Ces flics qui roulent des mécaniques sur Instagram

Sur Instagram, des « Brav-M » affichent leur goût pour la violence et les grosses motos, avec l’assentiment de leur hiérarchie.

Des milliers d’abonnés, des selfies en tenue de maintien de l’ordre, des vidéos de manifestations sur musique guerrière… Bienvenue chez les « influenceurs » des brigades de répression de l’action violente motorisées, les Brav-M. Souvent jeunes, ils allient parfaitement la passion pour leur travail et les codes des réseaux sociaux, qui leur permettent de renforcer la communication policière.

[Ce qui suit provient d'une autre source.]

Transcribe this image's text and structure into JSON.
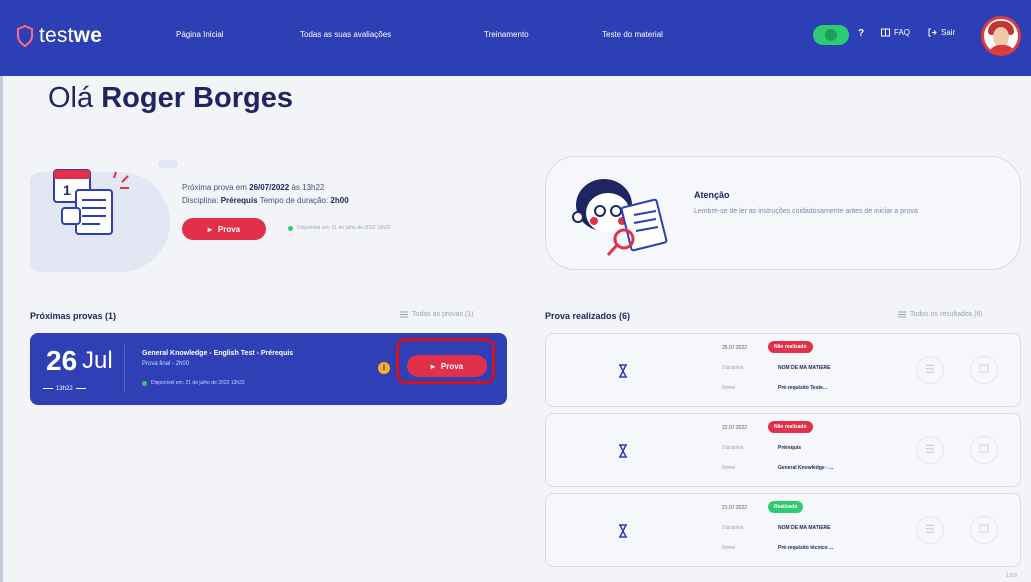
{
  "brand": {
    "name_prefix": "test",
    "name_bold": "we"
  },
  "nav": [
    {
      "label": "Página Inicial"
    },
    {
      "label": "Todas as suas avaliações"
    },
    {
      "label": "Treinamento"
    },
    {
      "label": "Teste do material"
    }
  ],
  "tools": {
    "help": "?",
    "faq": "FAQ",
    "logout": "Sair"
  },
  "greeting": {
    "prefix": "Olá",
    "name": "Roger Borges"
  },
  "next_exam": {
    "line1_prefix": "Próxima prova em",
    "date": "26/07/2022",
    "at": "às",
    "time": "13h22",
    "line2_discipline_label": "Disciplina:",
    "discipline": "Prérequis",
    "duration_label": "Tempo de duração:",
    "duration": "2h00",
    "button": "Prova",
    "availability": "Disponível em: 21 de julho de 2022 13h22"
  },
  "attention": {
    "title": "Atenção",
    "text": "Lembre-se de ler as instruções cuidadosamente antes de iniciar a prova"
  },
  "upcoming": {
    "title": "Próximas provas (1)",
    "link": "Todas as provas (1)",
    "exam": {
      "day": "26",
      "month": "Jul",
      "time": "13h22",
      "title": "General Knowledge - English Test - Prérequis",
      "duration": "Prova final - 2h00",
      "availability": "Disponível em: 21 de julho de 2022 13h22",
      "info": "i",
      "button": "Prova"
    }
  },
  "results": {
    "title": "Prova realizados (6)",
    "link": "Todos os resultados (6)",
    "items": [
      {
        "date": "25.07.2022",
        "badge": "Não realizado",
        "badge_color": "#e0304a",
        "k1": "Disciplina",
        "v1": "NOM DE MA MATIERE",
        "k2": "Nome",
        "v2": "Pré-requisito Teste..."
      },
      {
        "date": "22.07.2022",
        "badge": "Não realizado",
        "badge_color": "#e0304a",
        "k1": "Disciplina",
        "v1": "Prérequis",
        "k2": "Nome",
        "v2": "General Knowledge - ..."
      },
      {
        "date": "21.07.2022",
        "badge": "Realizado",
        "badge_color": "#2ecb72",
        "k1": "Disciplina",
        "v1": "NOM DE MA MATIERE",
        "k2": "Nome",
        "v2": "Pré-requisito técnico ..."
      }
    ]
  },
  "version": "2.8.8",
  "colors": {
    "primary": "#2d3fb4",
    "accent": "#e0304a",
    "success": "#2ecb72",
    "warning": "#f4b21f"
  }
}
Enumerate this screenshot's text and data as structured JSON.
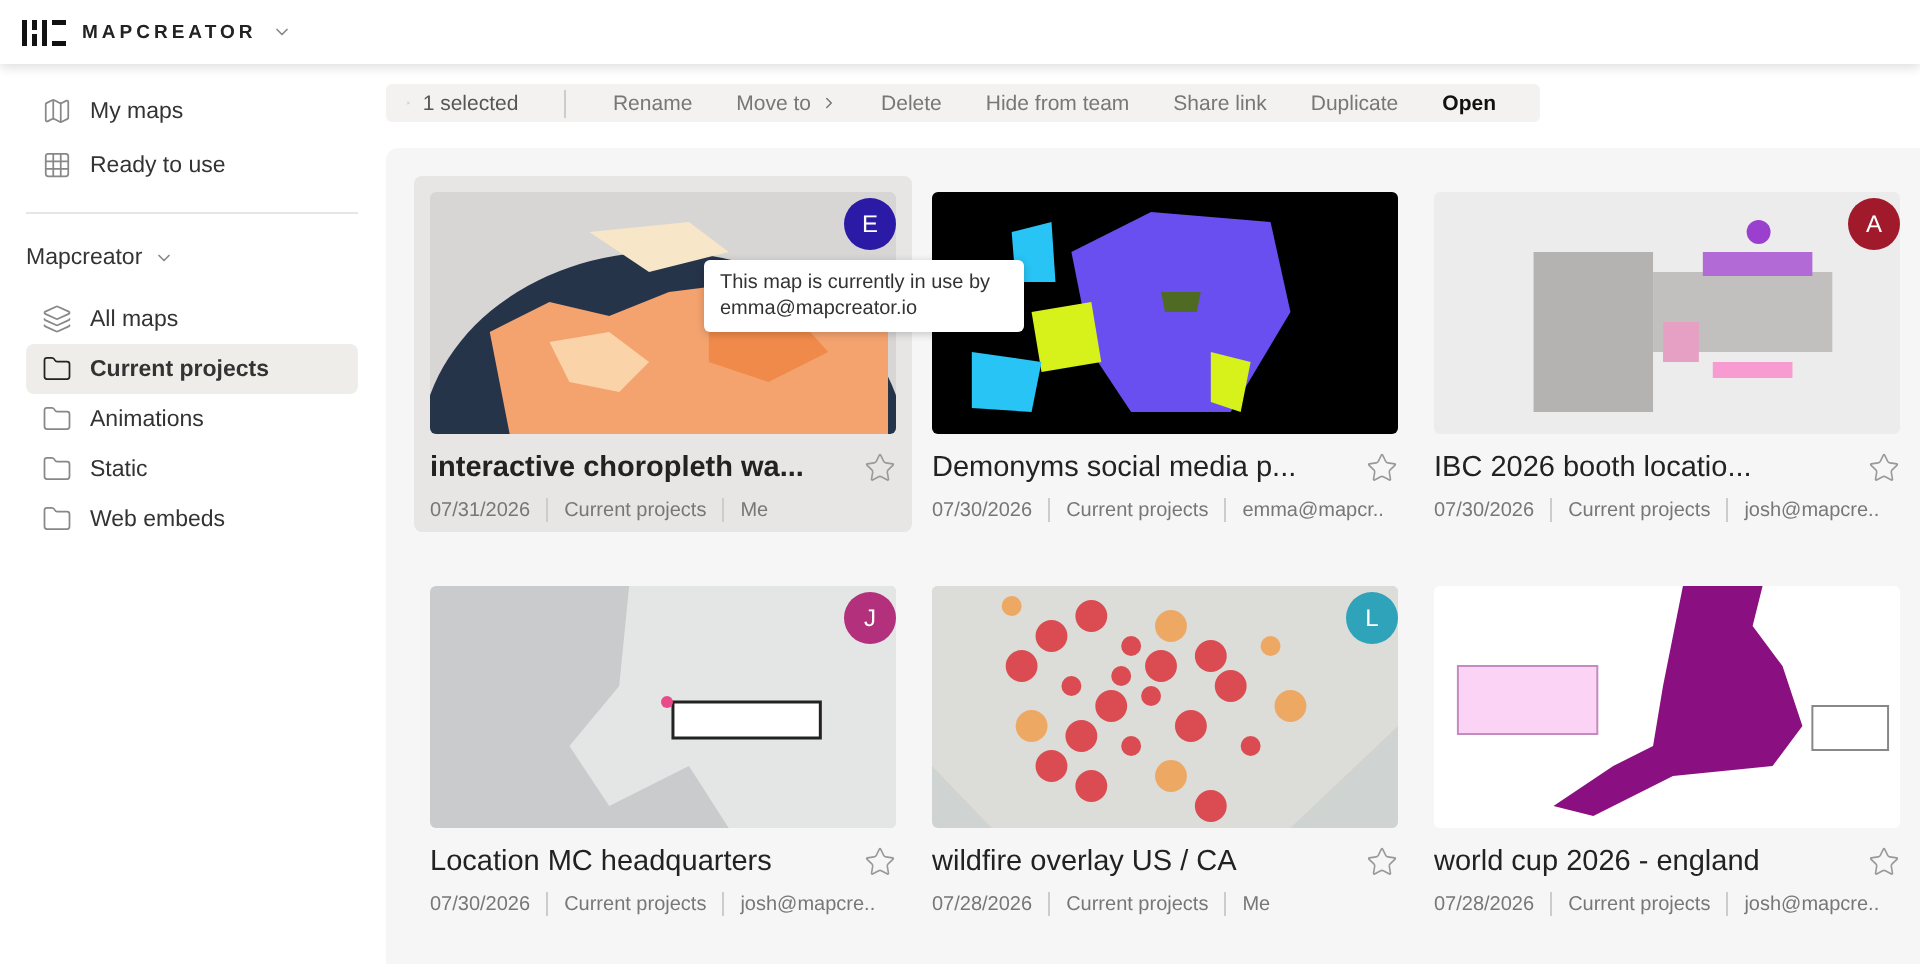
{
  "header": {
    "brand": "MAPCREATOR"
  },
  "sidebar": {
    "top_items": [
      {
        "label": "My maps",
        "kind": "map",
        "selected": false
      },
      {
        "label": "Ready to use",
        "kind": "grid",
        "selected": false
      }
    ],
    "workspace": "Mapcreator",
    "folders": [
      {
        "label": "All maps",
        "kind": "stack",
        "selected": false
      },
      {
        "label": "Current projects",
        "kind": "folder",
        "selected": true
      },
      {
        "label": "Animations",
        "kind": "folder",
        "selected": false
      },
      {
        "label": "Static",
        "kind": "folder",
        "selected": false
      },
      {
        "label": "Web embeds",
        "kind": "folder",
        "selected": false
      }
    ]
  },
  "toolbar": {
    "selection": "1 selected",
    "actions": [
      {
        "label": "Rename",
        "kind": "plain"
      },
      {
        "label": "Move to",
        "kind": "submenu"
      },
      {
        "label": "Delete",
        "kind": "plain"
      },
      {
        "label": "Hide from team",
        "kind": "plain"
      },
      {
        "label": "Share link",
        "kind": "plain"
      },
      {
        "label": "Duplicate",
        "kind": "plain"
      },
      {
        "label": "Open",
        "kind": "primary"
      }
    ]
  },
  "cards": [
    {
      "title": "interactive choropleth wa...",
      "date": "07/31/2026",
      "folder": "Current projects",
      "owner": "Me",
      "selected": true,
      "avatar": {
        "letter": "E",
        "color": "#2b1aa6"
      },
      "tooltip": "This map is currently in use by emma@mapcreator.io"
    },
    {
      "title": "Demonyms social media p...",
      "date": "07/30/2026",
      "folder": "Current projects",
      "owner": "emma@mapcr..",
      "selected": false
    },
    {
      "title": "IBC 2026 booth locatio...",
      "date": "07/30/2026",
      "folder": "Current projects",
      "owner": "josh@mapcre..",
      "selected": false,
      "avatar": {
        "letter": "A",
        "color": "#a11a2c"
      }
    },
    {
      "title": "Location MC headquarters",
      "date": "07/30/2026",
      "folder": "Current projects",
      "owner": "josh@mapcre..",
      "selected": false,
      "avatar": {
        "letter": "J",
        "color": "#b3307c"
      }
    },
    {
      "title": "wildfire overlay US / CA",
      "date": "07/28/2026",
      "folder": "Current projects",
      "owner": "Me",
      "selected": false,
      "avatar": {
        "letter": "L",
        "color": "#2fa3b9"
      }
    },
    {
      "title": "world cup 2026 - england",
      "date": "07/28/2026",
      "folder": "Current projects",
      "owner": "josh@mapcre..",
      "selected": false
    }
  ]
}
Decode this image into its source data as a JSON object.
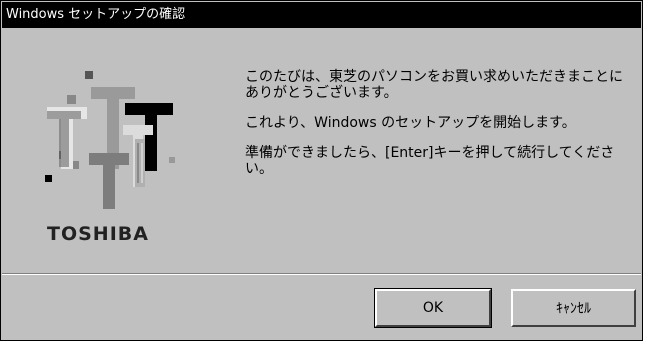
{
  "window": {
    "title": "Windows セットアップの確認"
  },
  "logo": {
    "brand": "TOSHIBA",
    "icon": "toshiba-logo-icon"
  },
  "messages": [
    "このたびは、東芝のパソコンをお買い求めいただきまことにありがとうございます。",
    "これより、Windows のセットアップを開始します。",
    "準備ができましたら、[Enter]キーを押して続行してください。"
  ],
  "buttons": {
    "ok": "OK",
    "cancel": "ｷｬﾝｾﾙ"
  },
  "colors": {
    "titlebar": "#000000",
    "dialog": "#c0c0c0"
  }
}
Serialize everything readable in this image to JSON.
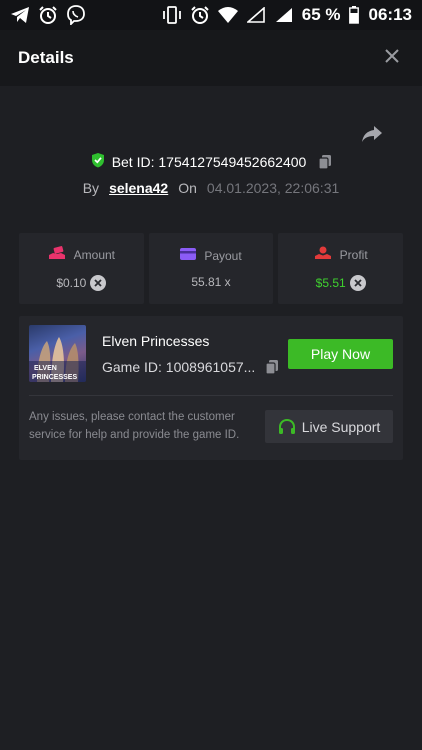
{
  "status_bar": {
    "icons_left": [
      "telegram-icon",
      "alarm-icon",
      "viber-icon"
    ],
    "icons_right": [
      "vibrate-icon",
      "alarm-icon",
      "wifi-icon",
      "signal-empty-icon",
      "signal-icon"
    ],
    "battery_percent": "65 %",
    "time": "06:13"
  },
  "header": {
    "title": "Details"
  },
  "bet": {
    "bet_id_label": "Bet ID: 1754127549452662400",
    "by_label": "By",
    "username": "selena42",
    "on_label": "On",
    "date": "04.01.2023, 22:06:31"
  },
  "stats": [
    {
      "label": "Amount",
      "value": "$0.10",
      "icon": "money-hand-icon",
      "color": "#e8336c"
    },
    {
      "label": "Payout",
      "value": "55.81 x",
      "icon": "card-icon",
      "color": "#8b5cf6"
    },
    {
      "label": "Profit",
      "value": "$5.51",
      "icon": "profit-hand-icon",
      "color": "#e23a3a"
    }
  ],
  "game": {
    "title": "Elven Princesses",
    "game_id": "Game ID: 1008961057...",
    "play_label": "Play Now",
    "thumb_text_1": "ELVEN",
    "thumb_text_2": "PRINCESSES"
  },
  "support": {
    "text": "Any issues, please contact the customer service for help and provide the game ID.",
    "button_label": "Live Support"
  },
  "colors": {
    "accent_green": "#3cba26",
    "profit_green": "#3fd12f",
    "background": "#1e1f23"
  }
}
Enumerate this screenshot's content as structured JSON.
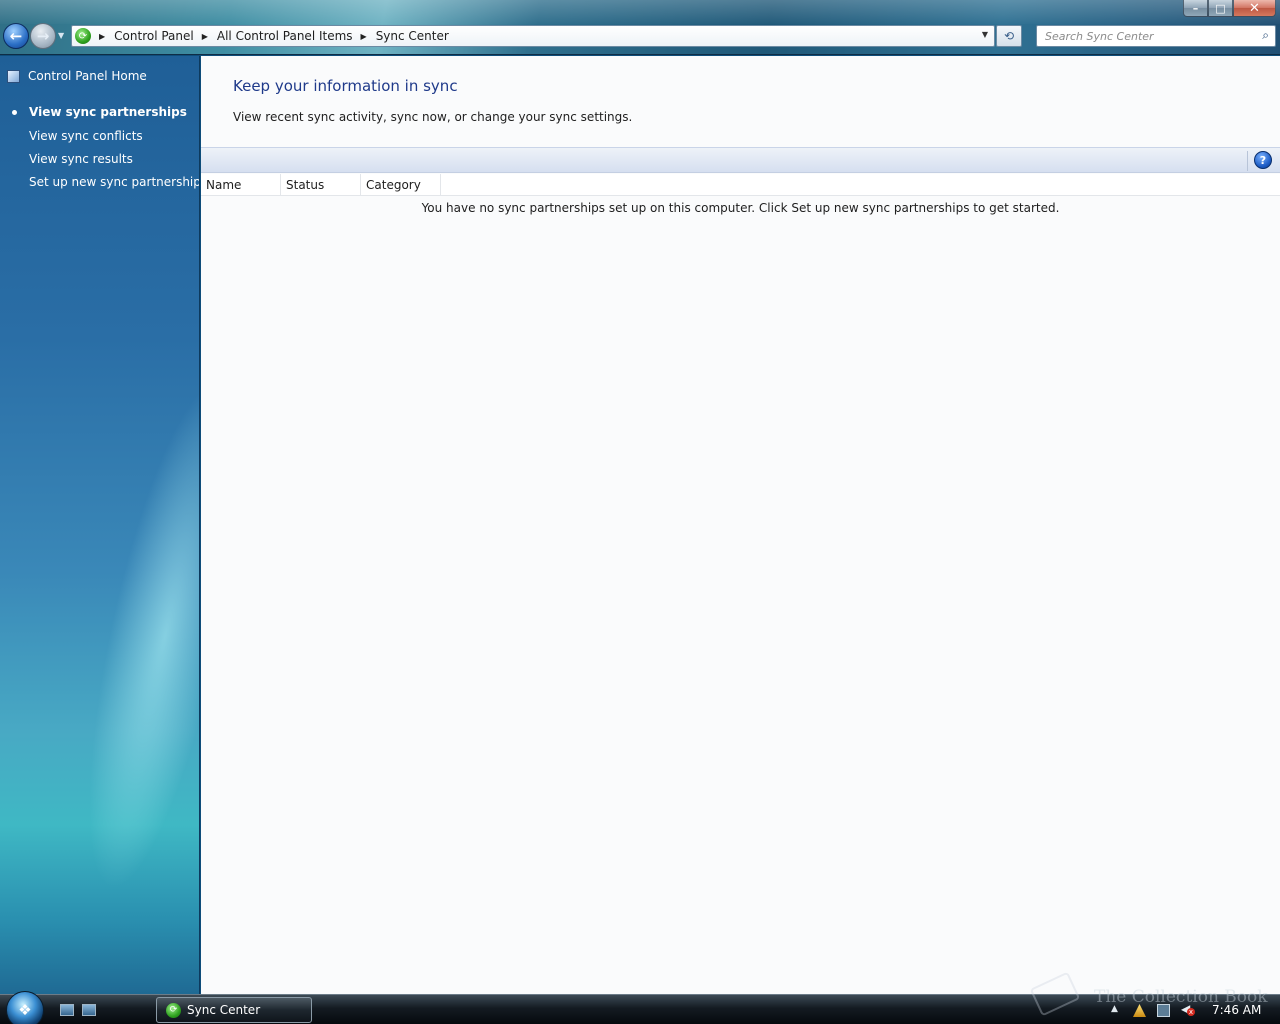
{
  "window": {
    "controls": {
      "minimize": "–",
      "maximize": "□",
      "close": "✕"
    }
  },
  "nav": {
    "back_glyph": "←",
    "forward_glyph": "→",
    "dropdown_glyph": "▼",
    "refresh_glyph": "⟲",
    "breadcrumb": [
      "Control Panel",
      "All Control Panel Items",
      "Sync Center"
    ],
    "breadcrumb_icon": "sync-center-icon"
  },
  "search": {
    "placeholder": "Search Sync Center",
    "value": "",
    "icon": "search-icon"
  },
  "sidebar": {
    "home": "Control Panel Home",
    "tasks": [
      {
        "label": "View sync partnerships",
        "active": true
      },
      {
        "label": "View sync conflicts",
        "active": false
      },
      {
        "label": "View sync results",
        "active": false
      },
      {
        "label": "Set up new sync partnerships",
        "active": false
      }
    ]
  },
  "main": {
    "title": "Keep your information in sync",
    "description": "View recent sync activity, sync now, or change your sync settings.",
    "help_glyph": "?",
    "columns": [
      "Name",
      "Status",
      "Category"
    ],
    "empty_message": "You have no sync partnerships set up on this computer. Click Set up new sync partnerships to get started."
  },
  "taskbar": {
    "start_glyph": "❖",
    "active_task": "Sync Center",
    "watermark": "The Collection Book",
    "tray_up_glyph": "▲",
    "volume_glyph": "◀",
    "volume_muted_glyph": "x",
    "clock": "7:46 AM"
  },
  "colors": {
    "sidebar_top": "#1f5f97",
    "title_blue": "#1f3a8a",
    "main_bg": "#fafbfc"
  }
}
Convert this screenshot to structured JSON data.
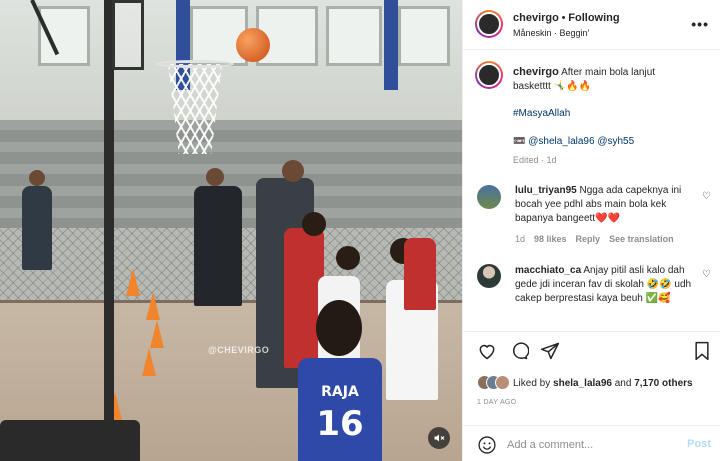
{
  "media": {
    "watermark": "@CHEVIRGO",
    "jersey_name": "RAJA",
    "jersey_number": "16"
  },
  "header": {
    "username": "chevirgo",
    "separator": "•",
    "follow_status": "Following",
    "audio": "Måneskin · Beggin'"
  },
  "caption": {
    "username": "chevirgo",
    "text_line1": "After main bola lanjut",
    "text_line2": "basketttt 🤸‍♂️🔥🔥",
    "hashtag": "#MasyaAllah",
    "tag_prefix": "📼",
    "tag1": "@shela_lala96",
    "tag2": "@syh55",
    "edited": "Edited · 1d"
  },
  "comments": [
    {
      "username": "lulu_triyan95",
      "text": "Ngga ada capeknya ini bocah yee pdhl abs main bola kek bapanya bangeett❤️❤️",
      "time": "1d",
      "likes": "98 likes",
      "reply": "Reply",
      "translation": "See translation"
    },
    {
      "username": "macchiato_ca",
      "text": "Anjay pitil asli kalo dah gede jdi inceran fav di skolah 🤣🤣 udh cakep berprestasi kaya beuh ✅🥰"
    }
  ],
  "likes": {
    "prefix": "Liked by",
    "user": "shela_lala96",
    "and": "and",
    "count": "7,170 others"
  },
  "timestamp": "1 DAY AGO",
  "add_comment": {
    "placeholder": "Add a comment...",
    "post_label": "Post"
  }
}
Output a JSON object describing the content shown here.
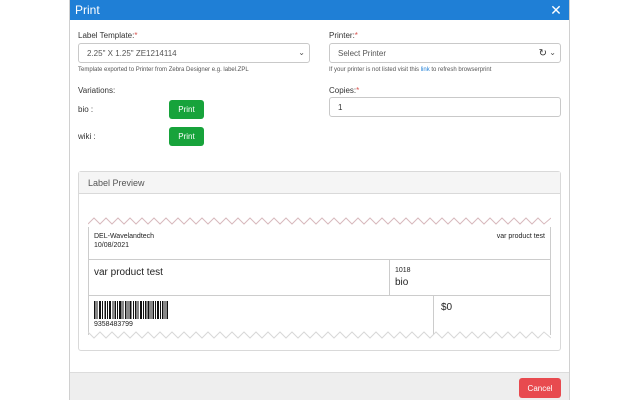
{
  "dialog": {
    "title": "Print",
    "close_glyph": "✕"
  },
  "template": {
    "label": "Label Template:",
    "required": "*",
    "selected": "2.25\" X 1.25\" ZE1214114",
    "help": "Template exported to Printer from Zebra Designer e.g. label.ZPL"
  },
  "printer": {
    "label": "Printer:",
    "required": "*",
    "selected": "Select Printer",
    "help_prefix": "If your printer is not listed visit this ",
    "help_link": "link",
    "help_suffix": " to refresh browserprint",
    "refresh_icon": "refresh-icon"
  },
  "variations": {
    "label": "Variations:",
    "items": [
      {
        "name": "bio :",
        "button": "Print"
      },
      {
        "name": "wiki :",
        "button": "Print"
      }
    ]
  },
  "copies": {
    "label": "Copies:",
    "required": "*",
    "value": "1"
  },
  "preview": {
    "heading": "Label Preview",
    "store": "DEL-Wavelandtech",
    "date": "10/08/2021",
    "product_top_right": "var product test",
    "product_name": "var product test",
    "variation_code": "1018",
    "variation_name": "bio",
    "barcode_number": "9358483799",
    "price": "$0"
  },
  "footer": {
    "cancel": "Cancel"
  },
  "colors": {
    "header": "#1f7fd6",
    "print_button": "#17a33b",
    "cancel_button": "#e84a4f"
  }
}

Les Brav-M sont les unités motocyclistes anticasseurs inaugurées en mars 2019. Elles ont pris le relais des détachements d’action rapide (DAR), créés au début du mouvement des gilets jaunes. Équipées de LBD et de diverses grenades, elles sont bien connues des manifestants, qui les craignent pour leurs violences offensives. Les policiers qui -composent ces unités ont si bien fait la preuve de leur efficacité que, fin 2020, la préfecture de Paris a créé une Brav-M permanente, la 24e compagnie d’intervention, dont de nombreux « influenceurs » font partie.

Depuis leur création, ces brigades sont énormément mises en avant dans la communication de la préfecture et du ministère de l’Intérieur, ainsi que dans de nombreux reportages et articles de presse. En louant l’efficacité de ces agents, la hiérarchie a pu redorer son blason après les échecs cuisants de maintien de l’ordre lors des premiers actes des gilets jaunes parisiens. Cette exposition, la tenue noire, les motos sportives, l’atmosphère virile et un rapport intense à l’action ont donné à ces policiers le sentiment de faire partie d’une élite et l’envie d’en montrer encore plus.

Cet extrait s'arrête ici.